Folglich teilt die Vertragsstrafe in Verjährungsfragen nicht das Schicksal des Hauptanspruchs. Daher scheidet ein Gleichlauf der betreffenden Fristen aus (IBRRS 2021, 0859; BGB §§ 195, 199 Abs. 1, § 214 Abs. 1, §§ 217, 271 Abs. 2, §§ 633, 634a Abs. 1, 2; VOB/B § 11; OLG Rostock, Urteil vom 02.02.2021 – 4 U 70/19
vorhergehend: LG Rostock, 26.04.2019 – 3 O 178/17).
Ist für eine individualvertraglich vereinbarte Vertragsstrafenregelung keine absolute Obergrenze festgelegt, so ist diese sittenwidrig und nichtig (IBRRS 2020, 0327; BGB § 138 Abs. 1, § 305 Abs. 1, § 339; VOB/B § 11; OLG München, Beschluss vom 13.07.2018 – 28 U 429/18 Bau; vorhergehend: OLG München, Beschluss vom 18.05.2018 – 28 U 429/18 Bau; LG München I, 23.01.2018 – 5 O 15433/11; nachfolgend: BGH, Beschluss vom 09.10.2019 – VII ZR 166/18 (Nichtzulassungsbeschwerde zurückgewiesen)
Keine Minderleistungen, sondern Mängel liegen vor, wenn notwendige Bescheinigungen, die Bauakte, oder Statistiken fehlen.
Ein Mangel ist auch zu bejahen, wenn lediglich zwei, statt der vereinbarten vier, Türen eingebaut wurden.
Ein Zuschlag für Regiekosten ist nur dann zu berücksichtigen, wenn er konkret begründet wird. Dies ist z. B. bei dem notwendigen Einsatz eines Architekten zu bejahen.
Eine Vertragsstrafe ist bezüglich des ursprünglich vereinbarten Fertigstellungszeitpunkt dann nicht verwirkt, wenn dieser einvernehmlich verschoben wurde.
Für etwaige neue Fertigstellungstermine gilt die Vertragsstrafe nicht automatisch, sondern nur dann, wenn sie ausdrücklich auch für diesen verschobenen Termin vereinbart wurde.
Ob die Vereinbarung einer Vertragsstrafe auch Bestand hat, wenn Vertragstermine einvernehmlich zwischen den Parteien geändert werden, hängt im Wesentlichen von der Formulierung der Vertragsstrafenvereinbarung im Einzelfall, sowie der Bedeutung der jeweiligen Terminverschiebung ab.
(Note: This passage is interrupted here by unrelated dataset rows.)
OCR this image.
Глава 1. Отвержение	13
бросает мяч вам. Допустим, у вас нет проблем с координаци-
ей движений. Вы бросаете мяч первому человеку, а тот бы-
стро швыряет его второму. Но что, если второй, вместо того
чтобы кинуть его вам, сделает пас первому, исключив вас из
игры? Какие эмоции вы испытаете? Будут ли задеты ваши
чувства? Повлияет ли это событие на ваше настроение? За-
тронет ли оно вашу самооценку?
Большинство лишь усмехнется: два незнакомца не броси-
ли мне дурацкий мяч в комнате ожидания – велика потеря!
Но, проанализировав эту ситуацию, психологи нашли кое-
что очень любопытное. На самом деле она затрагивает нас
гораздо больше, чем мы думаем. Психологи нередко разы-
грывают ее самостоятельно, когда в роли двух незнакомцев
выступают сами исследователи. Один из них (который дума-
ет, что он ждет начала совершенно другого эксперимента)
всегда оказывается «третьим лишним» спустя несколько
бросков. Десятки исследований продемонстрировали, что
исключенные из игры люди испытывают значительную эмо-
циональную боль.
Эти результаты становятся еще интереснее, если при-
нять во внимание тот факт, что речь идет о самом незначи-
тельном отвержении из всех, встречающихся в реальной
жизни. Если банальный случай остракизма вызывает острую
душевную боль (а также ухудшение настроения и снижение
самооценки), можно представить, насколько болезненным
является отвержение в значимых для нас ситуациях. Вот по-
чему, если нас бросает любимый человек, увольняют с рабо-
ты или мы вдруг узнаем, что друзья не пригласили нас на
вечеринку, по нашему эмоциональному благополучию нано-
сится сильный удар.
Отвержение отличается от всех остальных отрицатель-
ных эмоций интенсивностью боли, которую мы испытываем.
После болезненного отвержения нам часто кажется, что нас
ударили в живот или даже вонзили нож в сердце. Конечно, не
Für eine Weitergeltung der Vertragsstrafenregelung auf eine neu vereinbarte Ausführungsfrist spricht es, wenn die Vertragsstrafenvereinbarung terminneutral formuliert wurde.
Eine vereinbarte Vertragsstrafenregelung wird insgesamt hinfällig, wenn auftraggeberseits bedingte Verzögerungen den Zeitplan völlig aus dem Takt gebracht haben und den Auftragnehmer zu einer durchgreifenden Neuordnung des gesamten Terminablaufs zwingen (BGB §§ 339, 633, 634 Nr. 2, § 637; VOB/B §§ 11, 13 Nr. 5; OLG Düsseldorf, Urteil vom 07.04.2016 – 5 U 81/15; vorhergehend: LG Düsseldorf, 03.06.2015 – 11 O 80/14).
Im Fall von Instandsetzungsarbeiten besteht eine Ankündigungspflicht des Vermieters gegenüber seinen Mietern.
Die nicht berechtigte Forderung eines Mieters, eine Vertragsstrafe für den Fall der verspäteten Fertigstellung der Instandsetzung zu vereinbaren, begründet für sich genommen nicht den Vorwurf einer erheblichen Pflichtverletzung, welche eine fristlose Kündigung rechtfertigen könnte (BGB §§ 242, 546, 555a, 573 Abs. 1, 2 Nr. 1; LG Berlin, Urteil vom 17.03.2016 – 65 S 289/15; vorhergehend:AG Tempelhof-Kreuzberg, 02.07.2015 – 8 C 39/15).